Source code for stonesoup.detector.tensorflow

# -*- coding: utf-8 -*-
from pathlib import Path

import numpy as np
try:
    import tensorflow as tf
    from object_detection.utils import label_map_util as lm_util
except ImportError as error:
    raise ImportError(
        "Usage of the TensorFlow detectors requires that TensorFlow and the TensorFlow Object "
        "Detection API  are installed. A quick guide on how to set these up can be found here: "
        "https://tensorflow-object-detection-api-tutorial.readthedocs.io/en/latest/install.html")\
        from error

from ._video import _VideoAsyncBoxDetector
from ..base import Property
from ..types.array import StateVector
from ..types.detection import Detection


[docs]class TensorFlowBoxObjectDetector(_VideoAsyncBoxDetector):
    """TensorFlowBoxObjectDetector

    A box object detector that generates detections of objects in the form of bounding boxes 
    from image/video frames using a TensorFlow object detection model. Both TensorFlow 1 and 
    TensorFlow 2 compatible models are supported.
    
    The detections generated by the box detector have the form of bounding boxes that capture 
    the area of the frame where an object is detected. Each bounding box is represented by a 
    vector of the form ``[x, y, w, h]``, where ``x, y`` denote the relative coordinates of the 
    top-left corner, while ``w, h`` denote the relative width and height of the bounding box. 
    
    Additionally, each detection carries the following meta-data fields:

    - ``raw_box``: The raw bounding box, as generated by TensorFlow.
    - ``class``: A dict with keys ``id`` and ``name`` relating to the id and name of the 
      detection class.
    - ``score``: A float in the range ``(0, 1]`` indicating the detector's confidence.
    
    Important
    ---------
    Use of this class requires that TensorFlow 2 and the TensorFlow Object Detection API are 
    installed. A quick guide on how to set these up can be found 
    `here <https://tensorflow-object-detection-api-tutorial.readthedocs.io/en/latest/install.html>`_. 
    
    """  # noqa

    model_path: Path = Property(
        doc="Path to ``saved_model`` directory. This is the directory that contains the "
            "``saved_model.pb`` file.")

    labels_path: Path = Property(
        doc="Path to label map (``*.pbtxt`` file). This is the file that contains mapping of "
            "object/class ids to meaningful names")
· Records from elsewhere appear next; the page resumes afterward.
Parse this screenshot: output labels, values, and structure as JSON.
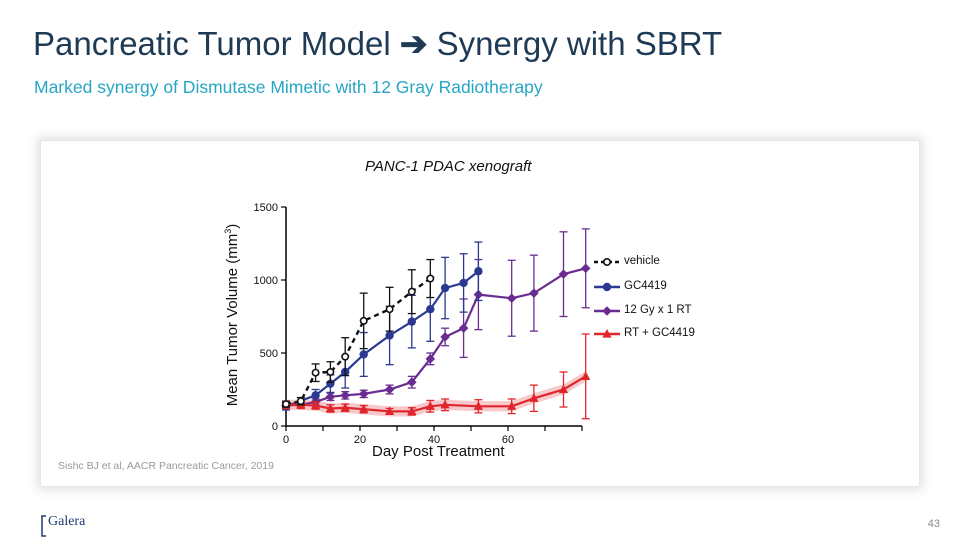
{
  "slide": {
    "title_main": "Pancreatic Tumor Model",
    "title_arrow": "➔",
    "title_end": "Synergy with SBRT",
    "subtitle": "Marked synergy of Dismutase Mimetic with 12 Gray Radiotherapy",
    "citation": "Sishc BJ et al, AACR Pancreatic Cancer, 2019",
    "page_number": "43",
    "logo_text": "Galera"
  },
  "chart_data": {
    "type": "line",
    "title": "PANC-1 PDAC xenograft",
    "xlabel": "Day Post Treatment",
    "ylabel": "Mean Tumor Volume (mm",
    "ylabel_sup": "3",
    "ylabel_end": ")",
    "xlim": [
      0,
      80
    ],
    "ylim": [
      0,
      1500
    ],
    "xticks": [
      0,
      20,
      40,
      60
    ],
    "yticks": [
      0,
      500,
      1000,
      1500
    ],
    "legend_position": "right",
    "series": [
      {
        "name": "vehicle",
        "color": "#111111",
        "marker": "open-circle",
        "line": "dashed",
        "x": [
          0,
          4,
          8,
          12,
          16,
          21,
          28,
          34,
          39
        ],
        "y": [
          150,
          170,
          365,
          370,
          475,
          720,
          800,
          920,
          1010
        ],
        "err": [
          20,
          25,
          60,
          70,
          130,
          190,
          150,
          150,
          130
        ]
      },
      {
        "name": "GC4419",
        "color": "#2b3990",
        "marker": "filled-circle",
        "line": "solid",
        "x": [
          0,
          8,
          12,
          16,
          21,
          28,
          34,
          39,
          43,
          48,
          52
        ],
        "y": [
          135,
          210,
          290,
          370,
          490,
          620,
          715,
          800,
          945,
          980,
          1060
        ],
        "err": [
          25,
          40,
          60,
          110,
          150,
          200,
          180,
          220,
          210,
          200,
          200
        ]
      },
      {
        "name": "12 Gy x 1 RT",
        "color": "#6a2c91",
        "marker": "diamond",
        "line": "solid",
        "x": [
          0,
          4,
          8,
          12,
          16,
          21,
          28,
          34,
          39,
          43,
          48,
          52,
          61,
          67,
          75,
          81
        ],
        "y": [
          140,
          145,
          165,
          200,
          210,
          220,
          250,
          300,
          460,
          610,
          670,
          900,
          875,
          910,
          1040,
          1080
        ],
        "err": [
          15,
          15,
          20,
          25,
          25,
          25,
          30,
          40,
          40,
          60,
          200,
          240,
          260,
          260,
          290,
          270
        ]
      },
      {
        "name": "RT + GC4419",
        "color": "#e0262c",
        "marker": "triangle",
        "line": "solid",
        "x": [
          0,
          4,
          8,
          12,
          16,
          21,
          28,
          34,
          39,
          43,
          52,
          61,
          67,
          75,
          81
        ],
        "y": [
          145,
          145,
          140,
          120,
          125,
          115,
          100,
          100,
          135,
          145,
          135,
          135,
          190,
          250,
          340
        ],
        "err": [
          25,
          25,
          25,
          25,
          25,
          25,
          20,
          25,
          40,
          40,
          45,
          50,
          90,
          120,
          290
        ]
      }
    ]
  }
}
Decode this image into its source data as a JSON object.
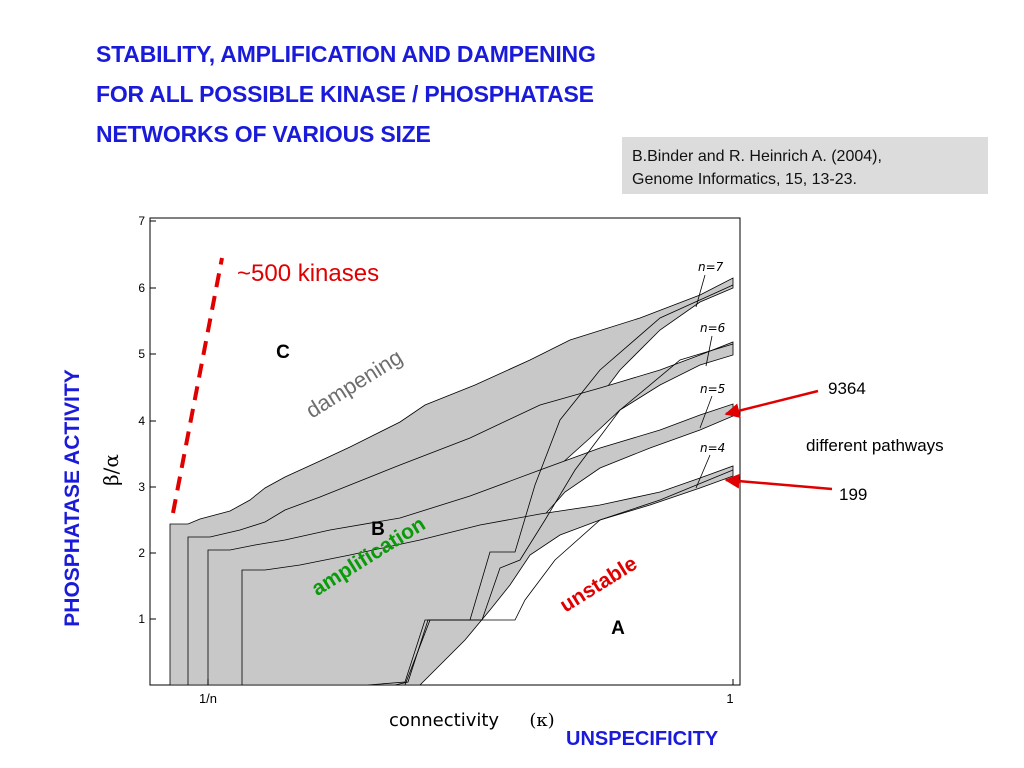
{
  "title_lines": [
    "STABILITY, AMPLIFICATION AND DAMPENING",
    "FOR ALL POSSIBLE KINASE / PHOSPHATASE",
    "NETWORKS OF VARIOUS SIZE"
  ],
  "reference_lines": [
    "B.Binder and  R. Heinrich A.  (2004),",
    "Genome Informatics, 15, 13-23."
  ],
  "y_axis_title": "PHOSPHATASE ACTIVITY",
  "x_axis_title": "UNSPECIFICITY",
  "plot": {
    "y_label": "β/α",
    "x_label": "connectivity",
    "x_symbol": "(κ)",
    "y_ticks": [
      "7",
      "6",
      "5",
      "4",
      "3",
      "2",
      "1"
    ],
    "x_ticks": [
      "1/n",
      "1"
    ],
    "n_labels": [
      "n=7",
      "n=6",
      "n=5",
      "n=4"
    ],
    "region_letters": [
      "C",
      "B",
      "A"
    ],
    "region_words": {
      "dampening": "dampening",
      "amplification": "amplification",
      "unstable": "unstable"
    },
    "colors": {
      "region_fill": "#c8c8c8",
      "dampening": "#6e6e6e",
      "amplification": "#0a9a0a",
      "unstable": "#e00000"
    }
  },
  "annotations": {
    "kinases": "~500 kinases",
    "count_top": "9364",
    "middle_text": "different pathways",
    "count_bottom": "199",
    "colors": {
      "kinases": "#e00000",
      "arrows": "#e00000"
    }
  }
}
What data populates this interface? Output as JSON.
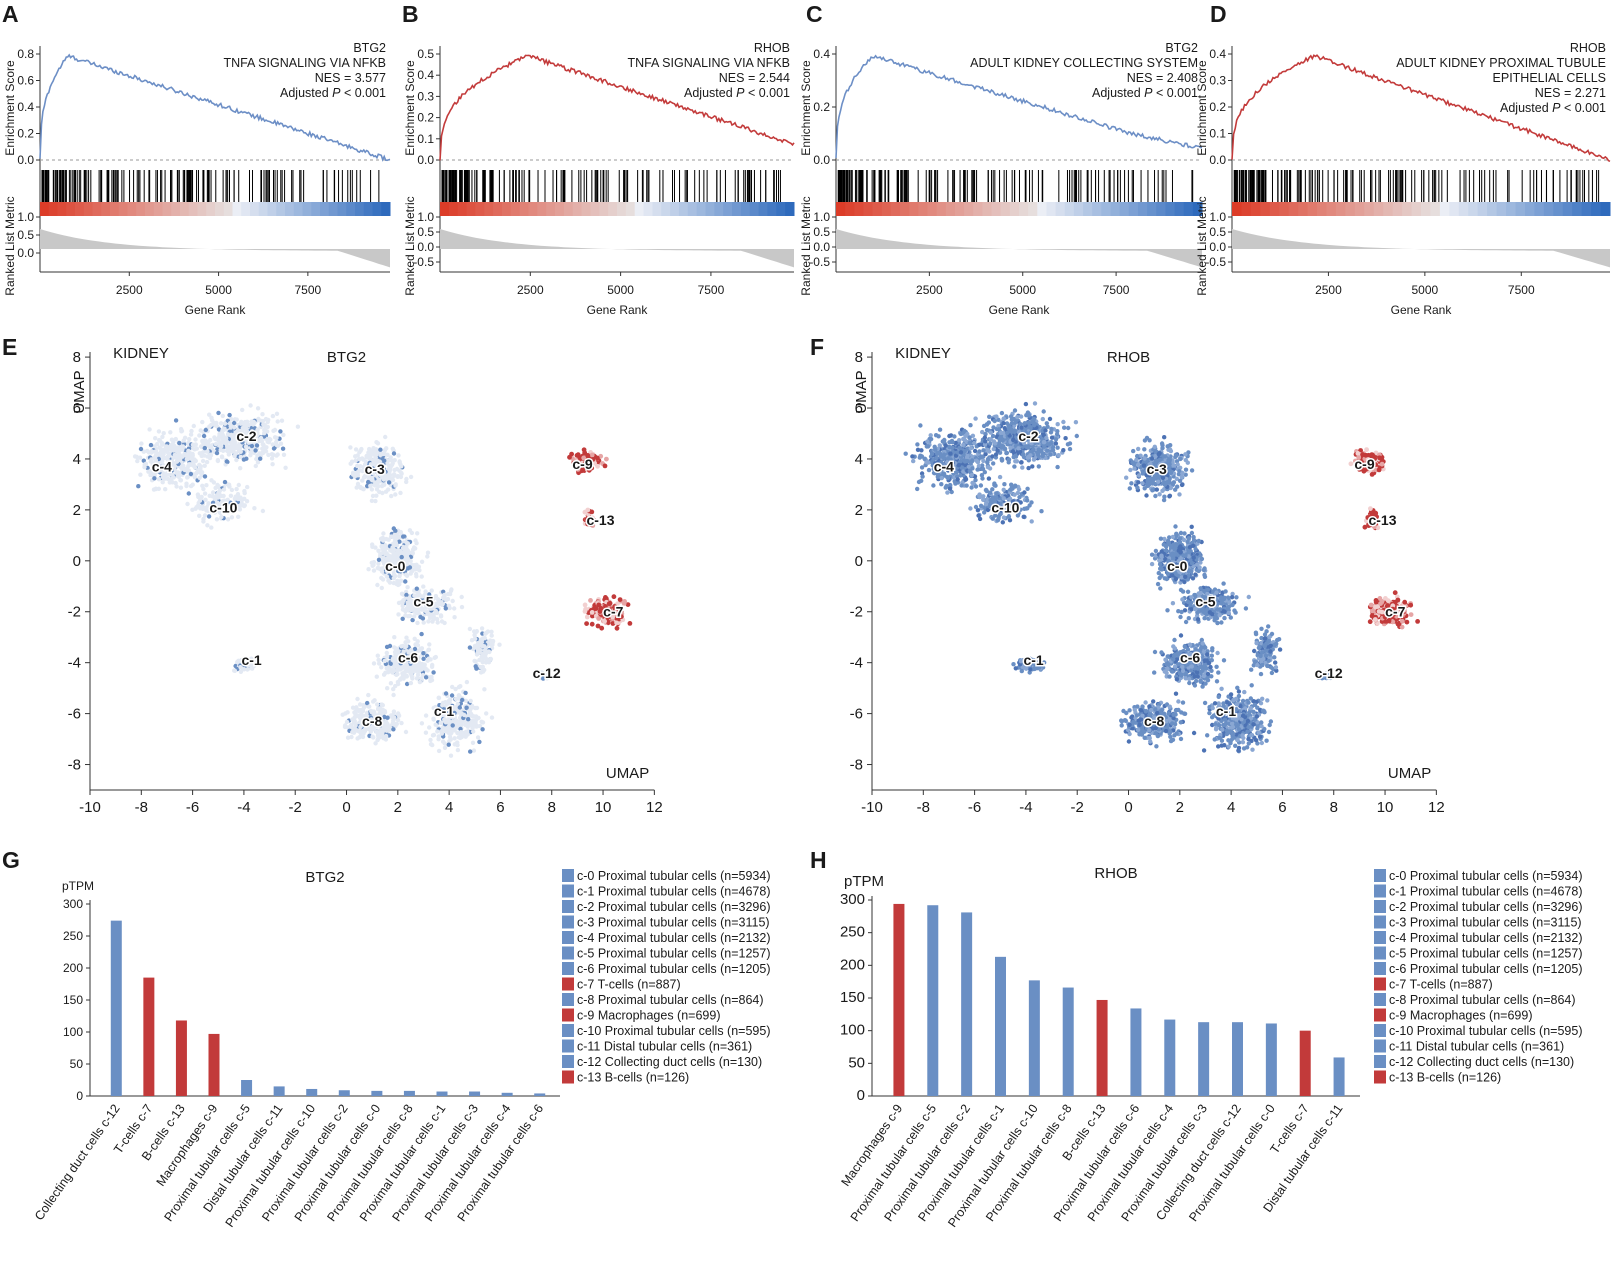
{
  "figure": {
    "panel_labels": [
      "A",
      "B",
      "C",
      "D",
      "E",
      "F",
      "G",
      "H"
    ],
    "colors": {
      "pos": "#c23a3a",
      "neg": "#6a8fc4",
      "light": "#e3e9f3",
      "curve_blue": "#6d8fc6",
      "curve_red": "#c33b3b"
    }
  },
  "gsea": {
    "axis": {
      "es_label": "Enrichment Score",
      "rank_label": "Ranked List Metric",
      "x_label": "Gene Rank",
      "x_ticks": [
        "2500",
        "5000",
        "7500"
      ]
    },
    "panels": [
      {
        "gene": "BTG2",
        "set_lines": [
          "TNFA SIGNALING VIA NFKB"
        ],
        "nes": "NES = 3.577",
        "padj_prefix": "Adjusted ",
        "padj_p": "P",
        "padj_suffix": " < 0.001",
        "es_ticks": [
          "0.8",
          "0.6",
          "0.4",
          "0.2",
          "0.0"
        ],
        "metric_ticks": [
          "1.0",
          "0.5",
          "0.0"
        ],
        "curve_color": "blue"
      },
      {
        "gene": "RHOB",
        "set_lines": [
          "TNFA SIGNALING VIA NFKB"
        ],
        "nes": "NES = 2.544",
        "padj_prefix": "Adjusted ",
        "padj_p": "P",
        "padj_suffix": " < 0.001",
        "es_ticks": [
          "0.5",
          "0.4",
          "0.3",
          "0.2",
          "0.1",
          "0.0"
        ],
        "metric_ticks": [
          "1.0",
          "0.5",
          "0.0",
          "-0.5"
        ],
        "curve_color": "red"
      },
      {
        "gene": "BTG2",
        "set_lines": [
          "ADULT KIDNEY COLLECTING SYSTEM"
        ],
        "nes": "NES = 2.408",
        "padj_prefix": "Adjusted ",
        "padj_p": "P",
        "padj_suffix": " < 0.001",
        "es_ticks": [
          "0.4",
          "0.2",
          "0.0"
        ],
        "metric_ticks": [
          "1.0",
          "0.5",
          "0.0",
          "-0.5"
        ],
        "curve_color": "blue"
      },
      {
        "gene": "RHOB",
        "set_lines": [
          "ADULT KIDNEY PROXIMAL TUBULE",
          "EPITHELIAL CELLS"
        ],
        "nes": "NES = 2.271",
        "padj_prefix": "Adjusted ",
        "padj_p": "P",
        "padj_suffix": " < 0.001",
        "es_ticks": [
          "0.4",
          "0.3",
          "0.2",
          "0.1",
          "0.0"
        ],
        "metric_ticks": [
          "1.0",
          "0.5",
          "0.0",
          "-0.5"
        ],
        "curve_color": "red"
      }
    ]
  },
  "umap": {
    "axis_label": "UMAP",
    "x_ticks": [
      "-10",
      "-8",
      "-6",
      "-4",
      "-2",
      "0",
      "2",
      "4",
      "6",
      "8",
      "10",
      "12"
    ],
    "y_ticks": [
      "8",
      "6",
      "4",
      "2",
      "0",
      "-2",
      "-4",
      "-6",
      "-8"
    ],
    "panels": [
      {
        "tissue": "KIDNEY",
        "gene": "BTG2"
      },
      {
        "tissue": "KIDNEY",
        "gene": "RHOB"
      }
    ],
    "cluster_labels": [
      "c-4",
      "c-2",
      "c-3",
      "c-10",
      "c-9",
      "c-13",
      "c-0",
      "c-5",
      "c-7",
      "c-1",
      "c-6",
      "c-12",
      "c-8",
      "c-1"
    ]
  },
  "legend": {
    "items": [
      {
        "text": "c-0 Proximal tubular cells (n=5934)",
        "type": "blue"
      },
      {
        "text": "c-1 Proximal tubular cells (n=4678)",
        "type": "blue"
      },
      {
        "text": "c-2 Proximal tubular cells (n=3296)",
        "type": "blue"
      },
      {
        "text": "c-3 Proximal tubular cells (n=3115)",
        "type": "blue"
      },
      {
        "text": "c-4 Proximal tubular cells (n=2132)",
        "type": "blue"
      },
      {
        "text": "c-5 Proximal tubular cells (n=1257)",
        "type": "blue"
      },
      {
        "text": "c-6 Proximal tubular cells (n=1205)",
        "type": "blue"
      },
      {
        "text": "c-7 T-cells (n=887)",
        "type": "red"
      },
      {
        "text": "c-8 Proximal tubular cells (n=864)",
        "type": "blue"
      },
      {
        "text": "c-9 Macrophages (n=699)",
        "type": "red"
      },
      {
        "text": "c-10 Proximal tubular cells (n=595)",
        "type": "blue"
      },
      {
        "text": "c-11 Distal tubular cells (n=361)",
        "type": "blue"
      },
      {
        "text": "c-12 Collecting duct cells (n=130)",
        "type": "blue"
      },
      {
        "text": "c-13 B-cells (n=126)",
        "type": "red"
      }
    ]
  },
  "chart_data": [
    {
      "type": "bar",
      "title": "BTG2",
      "ylabel": "pTPM",
      "ylim": [
        0,
        300
      ],
      "yticks": [
        "300",
        "250",
        "200",
        "150",
        "100",
        "50",
        "0"
      ],
      "categories": [
        "Collecting duct cells c-12",
        "T-cells c-7",
        "B-cells c-13",
        "Macrophages c-9",
        "Proximal tubular cells c-5",
        "Distal tubular cells c-11",
        "Proximal tubular cells c-10",
        "Proximal tubular cells c-2",
        "Proximal tubular cells c-0",
        "Proximal tubular cells c-8",
        "Proximal tubular cells c-1",
        "Proximal tubular cells c-3",
        "Proximal tubular cells c-4",
        "Proximal tubular cells c-6"
      ],
      "values": [
        274,
        185,
        118,
        97,
        25,
        15,
        11,
        9,
        8,
        8,
        7,
        7,
        5,
        4
      ],
      "colors": [
        "blue",
        "red",
        "red",
        "red",
        "blue",
        "blue",
        "blue",
        "blue",
        "blue",
        "blue",
        "blue",
        "blue",
        "blue",
        "blue"
      ]
    },
    {
      "type": "bar",
      "title": "RHOB",
      "ylabel": "pTPM",
      "ylim": [
        0,
        300
      ],
      "yticks": [
        "300",
        "250",
        "200",
        "150",
        "100",
        "50",
        "0"
      ],
      "categories": [
        "Macrophages c-9",
        "Proximal tubular cells c-5",
        "Proximal tubular cells c-2",
        "Proximal tubular cells c-1",
        "Proximal tubular cells c-10",
        "Proximal tubular cells c-8",
        "B-cells c-13",
        "Proximal tubular cells c-6",
        "Proximal tubular cells c-4",
        "Proximal tubular cells c-3",
        "Collecting duct cells c-12",
        "Proximal tubular cells c-0",
        "T-cells c-7",
        "Distal tubular cells c-11"
      ],
      "values": [
        294,
        292,
        281,
        213,
        177,
        166,
        147,
        134,
        117,
        113,
        113,
        111,
        100,
        59
      ],
      "colors": [
        "red",
        "blue",
        "blue",
        "blue",
        "blue",
        "blue",
        "red",
        "blue",
        "blue",
        "blue",
        "blue",
        "blue",
        "red",
        "blue"
      ]
    }
  ]
}
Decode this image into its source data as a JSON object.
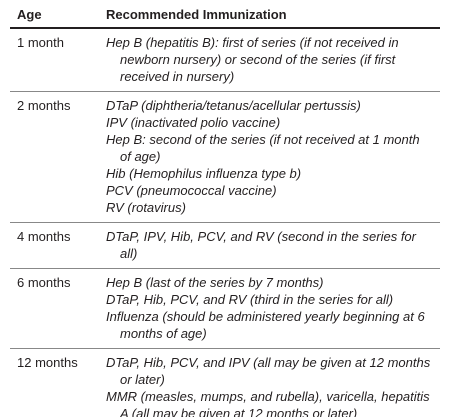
{
  "table": {
    "header": [
      "Age",
      "Recommended Immunization"
    ],
    "rows": [
      {
        "age": "1 month",
        "items": [
          "Hep B (hepatitis B): first of series (if not received in newborn nursery) or second of the series (if first received in nursery)"
        ]
      },
      {
        "age": "2 months",
        "items": [
          "DTaP (diphtheria/tetanus/acellular pertussis)",
          "IPV (inactivated polio vaccine)",
          "Hep B: second of the series (if not received at 1 month of age)",
          "Hib (Hemophilus influenza type b)",
          "PCV (pneumococcal vaccine)",
          "RV (rotavirus)"
        ]
      },
      {
        "age": "4 months",
        "items": [
          "DTaP, IPV, Hib, PCV, and RV (second in the series for all)"
        ]
      },
      {
        "age": "6 months",
        "items": [
          "Hep B (last of the series by 7 months)",
          "DTaP, Hib, PCV, and RV (third in the series for all)",
          "Influenza (should be administered yearly beginning at 6 months of age)"
        ]
      },
      {
        "age": "12 months",
        "items": [
          "DTaP, Hib, PCV, and IPV (all may be given at 12 months or later)",
          "MMR (measles, mumps, and rubella), varicella, hepatitis A (all may be given at 12 months or later)"
        ]
      }
    ]
  }
}
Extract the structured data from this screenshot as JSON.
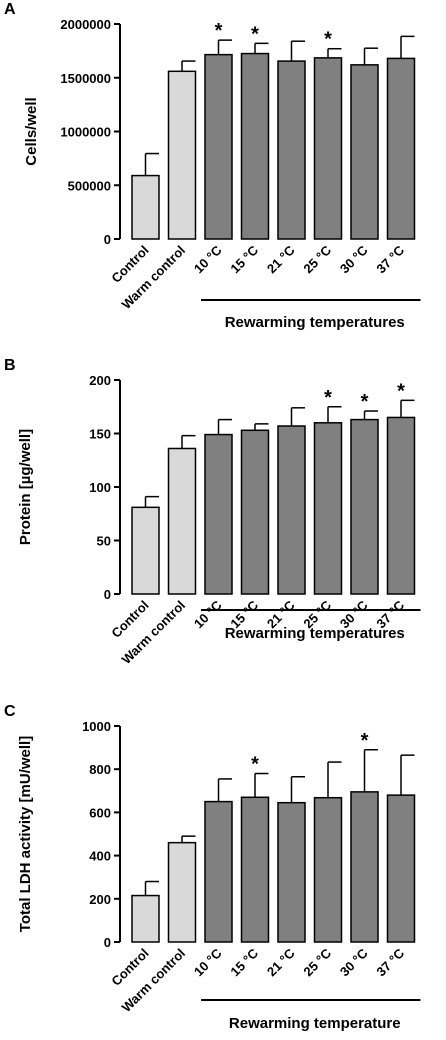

    def __init__(self, *args, **kwargs):
        super().__init__(*args, **kwargs)

        # Load model
        model = tf.saved_model.load(self.model_path)
        tf_version = model.tensorflow_version

        # Get detection function
        if tf_version.startswith('1'):
            self._detect_fn = model.signatures['serving_default']
        else:
            self._detect_fn = model

        # Create category index
        self.category_index = lm_util.create_category_index_from_labelmap(self.labels_path,
                                                                          use_display_name=True)

    def _get_detections_from_frame(self, frame):
        # The input needs to be a tensor, convert it using `tf.convert_to_tensor`.
        input_tensor = tf.convert_to_tensor(frame.pixels)
        # The model expects a batch of images, so add an axis with `tf.newaxis`.
        input_tensor = input_tensor[tf.newaxis, ...]

        # Perform detection
        output_dict = self._detect_fn(input_tensor)

        # All outputs are batches tensors.
        # Convert to numpy arrays, and take index [0] to remove the batch dimension.
        # We're only interested in the first num_detections.
        num_detections = int(output_dict.pop('num_detections'))
        output_dict = {key: value[0, :num_detections].numpy()
                       for key, value in output_dict.items()}

        # Extract classes, boxes and scores
        classes = output_dict['detection_classes'].astype(np.int64)  # classes should be ints.
        boxes = output_dict['detection_boxes']
        scores = output_dict['detection_scores']

        # Form detections
        detections = set()
        frame_height, frame_width, _ = frame.pixels.shape
        for box, class_, score in zip(boxes, classes, scores):
            metadata = {
                "raw_box": box,
                "class": self.category_index[class_],
                "score": score
            }
            # Transform box to be in format (x, y, w, h)
            state_vector = StateVector([box[1]*frame_width,
                                        box[0]*frame_height,
                                        (box[3] - box[1])*frame_width,
                                        (box[2] - box[0])*frame_height])
            detection = Detection(state_vector=state_vector,
                                  timestamp=frame.timestamp,
                                  metadata=metadata)
            detections.add(detection)

        return detections